On top of that, Alice says sex workers often disrupt exploitative situations.
“We also want to prevent exploitation and trafficking. A lot of times, women in the industry, if we see someone who’s at risk or we see a situation that doesn’t feel right, we talk. It’s getting back to the right people and it’s being dealt with in the right ways,” she said.
“If they’re coming up young, if they’re saying their boyfriend recommended they work here, there’s going to be some clues there. Because we’ve connected with (the Safe Harbour Outreach Project) we have some tools to be able to deal with this.”
When things do escalate, the relationship between sex workers and the police can be a difficult line to walk. Royal Newfoundland Constabulary Chief of Police Joe Boland says officers have to strike a balance between meeting the needs of the community and making sure sex workers feel safe coming forward.
“It’s always going to be a sensitive relationship. We have some very dedicated, committed, sensitive, empathetic officers here that work with sex workers in our community,” Boland said. “Sometimes it’s a very difficult role for the police to play. We have residents that live in the community that want a response from the police. There’s a balance here.”
Boland says the RNC does not arrest sex workers for their work, but when other illegal activities happen, they have to act.
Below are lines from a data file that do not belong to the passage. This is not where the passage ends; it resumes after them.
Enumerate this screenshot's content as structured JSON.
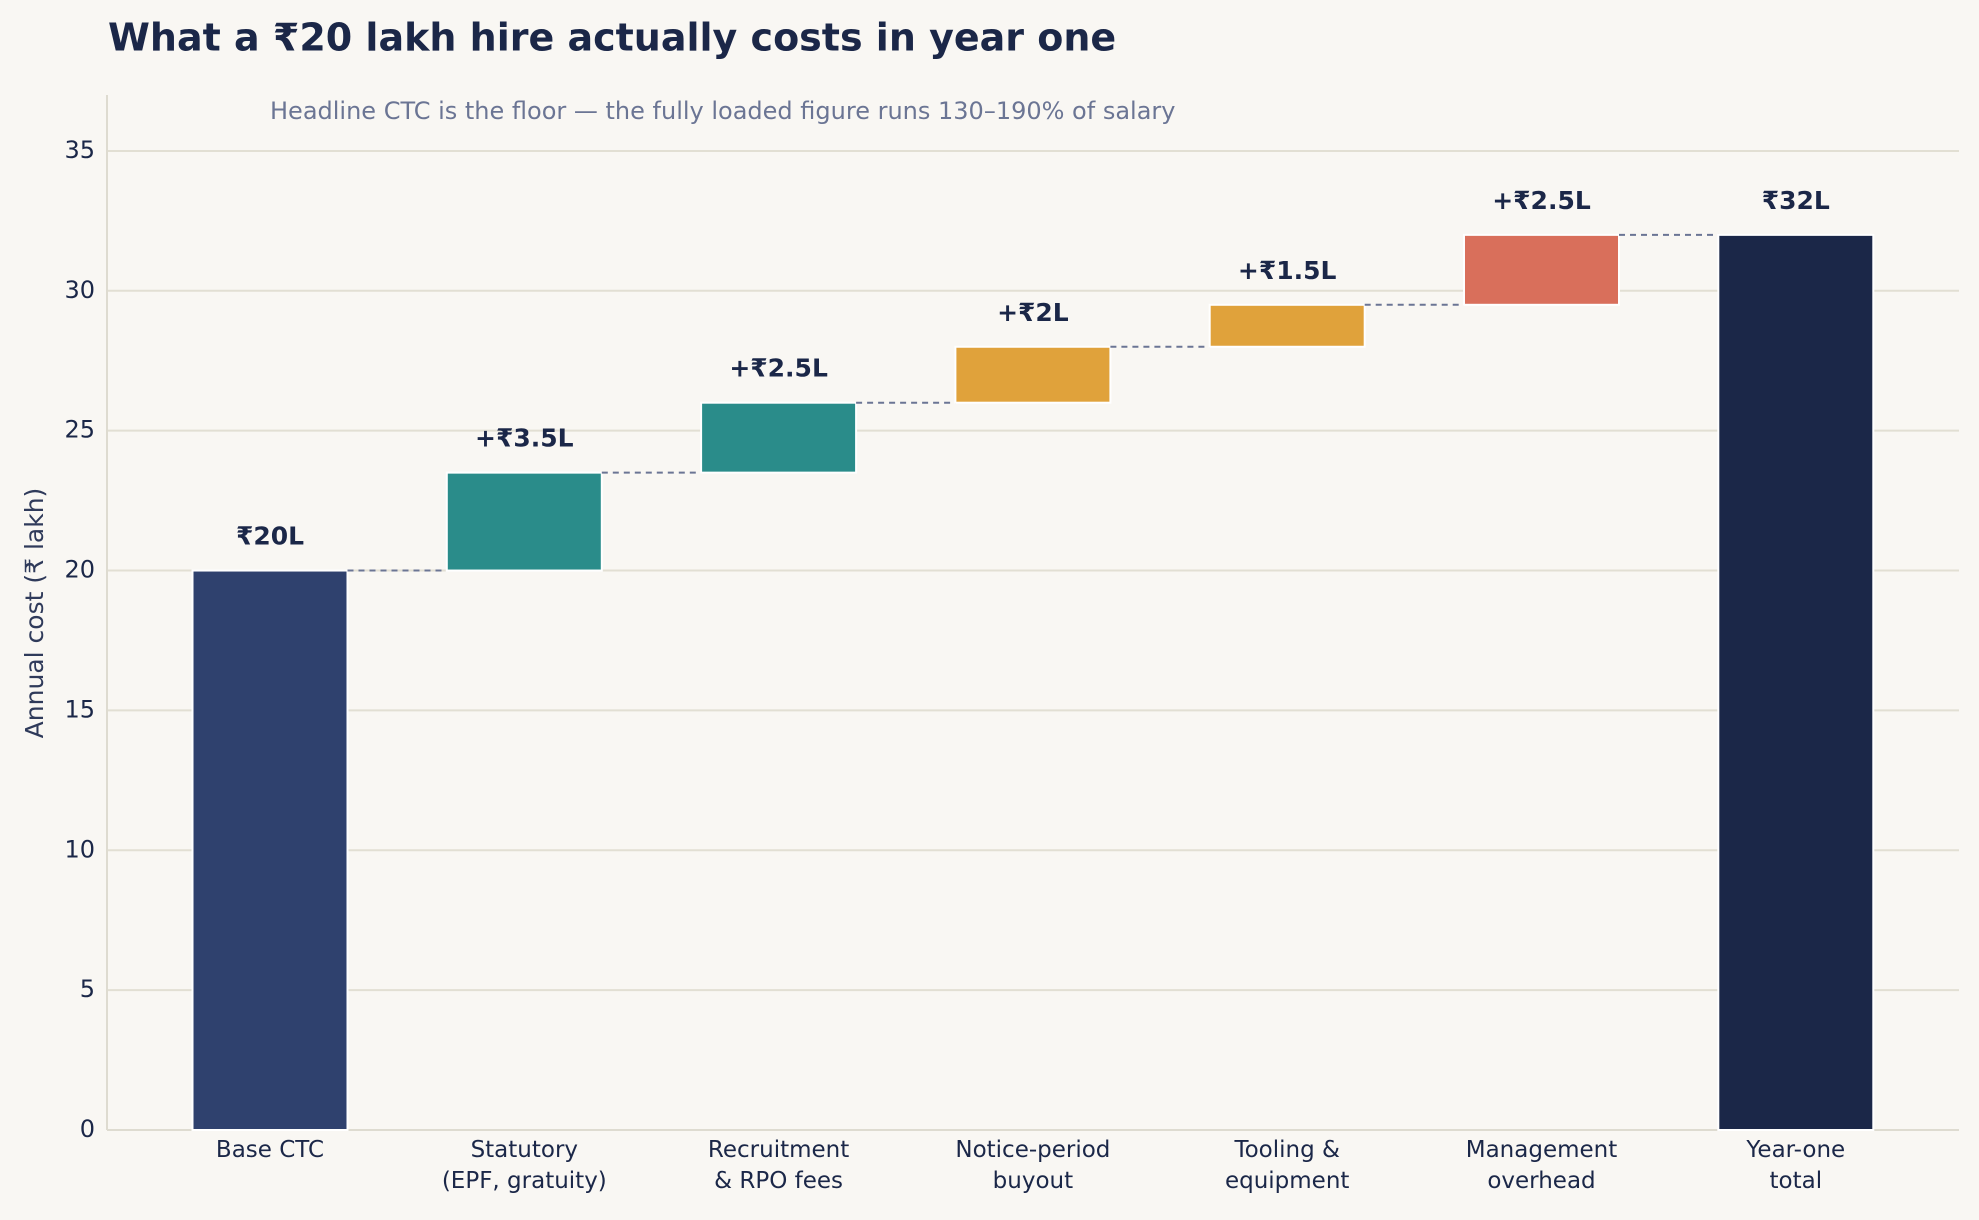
{
  "chart_data": {
    "type": "waterfall",
    "title": "What a ₹20 lakh hire actually costs in year one",
    "subtitle": "Headline CTC is the floor — the fully loaded figure runs 130–190% of salary",
    "y_label": "Annual cost (₹ lakh)",
    "categories": [
      [
        "Base CTC"
      ],
      [
        "Statutory",
        "(EPF, gratuity)"
      ],
      [
        "Recruitment",
        "& RPO fees"
      ],
      [
        "Notice-period",
        "buyout"
      ],
      [
        "Tooling &",
        "equipment"
      ],
      [
        "Management",
        "overhead"
      ],
      [
        "Year-one",
        "total"
      ]
    ],
    "measure": [
      "absolute",
      "relative",
      "relative",
      "relative",
      "relative",
      "relative",
      "total"
    ],
    "values": [
      20,
      3.5,
      2.5,
      2,
      1.5,
      2.5,
      32
    ],
    "value_labels": [
      "₹20L",
      "+₹3.5L",
      "+₹2.5L",
      "+₹2L",
      "+₹1.5L",
      "+₹2.5L",
      "₹32L"
    ],
    "colors": [
      "#2f416e",
      "#2a8c8a",
      "#2a8c8a",
      "#e0a23b",
      "#e0a23b",
      "#d96f5b",
      "#1b2748"
    ],
    "ylim": [
      0,
      37
    ],
    "yticks": [
      0,
      5,
      10,
      15,
      20,
      25,
      30,
      35
    ],
    "grid": true,
    "connectors": true
  }
}
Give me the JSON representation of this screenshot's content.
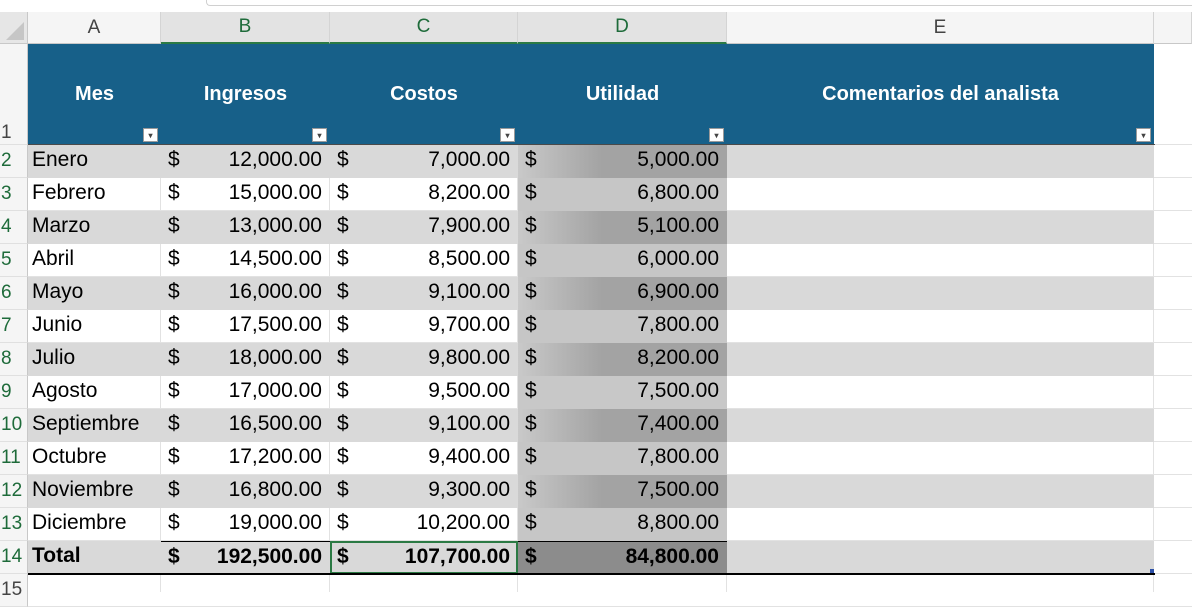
{
  "columns": [
    "A",
    "B",
    "C",
    "D",
    "E"
  ],
  "rows": [
    "1",
    "2",
    "3",
    "4",
    "5",
    "6",
    "7",
    "8",
    "9",
    "10",
    "11",
    "12",
    "13",
    "14",
    "15"
  ],
  "headers": [
    "Mes",
    "Ingresos",
    "Costos",
    "Utilidad",
    "Comentarios del analista"
  ],
  "currency": "$",
  "data": [
    {
      "mes": "Enero",
      "ingresos": "12,000.00",
      "costos": "7,000.00",
      "utilidad": "5,000.00"
    },
    {
      "mes": "Febrero",
      "ingresos": "15,000.00",
      "costos": "8,200.00",
      "utilidad": "6,800.00"
    },
    {
      "mes": "Marzo",
      "ingresos": "13,000.00",
      "costos": "7,900.00",
      "utilidad": "5,100.00"
    },
    {
      "mes": "Abril",
      "ingresos": "14,500.00",
      "costos": "8,500.00",
      "utilidad": "6,000.00"
    },
    {
      "mes": "Mayo",
      "ingresos": "16,000.00",
      "costos": "9,100.00",
      "utilidad": "6,900.00"
    },
    {
      "mes": "Junio",
      "ingresos": "17,500.00",
      "costos": "9,700.00",
      "utilidad": "7,800.00"
    },
    {
      "mes": "Julio",
      "ingresos": "18,000.00",
      "costos": "9,800.00",
      "utilidad": "8,200.00"
    },
    {
      "mes": "Agosto",
      "ingresos": "17,000.00",
      "costos": "9,500.00",
      "utilidad": "7,500.00"
    },
    {
      "mes": "Septiembre",
      "ingresos": "16,500.00",
      "costos": "9,100.00",
      "utilidad": "7,400.00"
    },
    {
      "mes": "Octubre",
      "ingresos": "17,200.00",
      "costos": "9,400.00",
      "utilidad": "7,800.00"
    },
    {
      "mes": "Noviembre",
      "ingresos": "16,800.00",
      "costos": "9,300.00",
      "utilidad": "7,500.00"
    },
    {
      "mes": "Diciembre",
      "ingresos": "19,000.00",
      "costos": "10,200.00",
      "utilidad": "8,800.00"
    }
  ],
  "total": {
    "mes": "Total",
    "ingresos": "192,500.00",
    "costos": "107,700.00",
    "utilidad": "84,800.00"
  },
  "colors": {
    "header_fill": "#176089",
    "band": "#d9d9d9",
    "utilidad_dark": "#a6a6a6",
    "utilidad_light": "#c6c6c6",
    "total_dark": "#8c8c8c",
    "selection": "#2b7a44"
  }
}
“The last thing we want to be doing is the enforcement side of things, especially when dealing with vulnerable people. We don’t think incarceration is the answer. The issues that exist, especially at the street level, is significant. Incarceration is not the answer,” he said.
“That said, we have a responsibility to keep the peace in communities. People have the right to enjoy their properties.”
One solution currently being rolled out by police isn’t specifically for sex workers, but has been welcomed by workers and advocates alike.
The police, in partnership with the Department of Health, are launching a mental health crisis unit. The unit would involve a van, with a plainclothes police officer and a health care professional. They would respond to mental health crisis calls and work to de-escalate the situation, without simply putting on handcuffs where they may not be appropriate.
Boland says the project has been something he’s worked toward since he first became a police officer, and he is hopeful it will help the entire community, as well as sex workers.
“I have 34 years of experience. I can go back over 34 years and tell you about calls where they were health calls that required a police response simply because there was no other response. We found ourselves going into people’s homes, taking people from their homes, they had to be handcuffed, they had to be searched, sitting in waiting areas. They weren’t criminals. They needed medical attention.”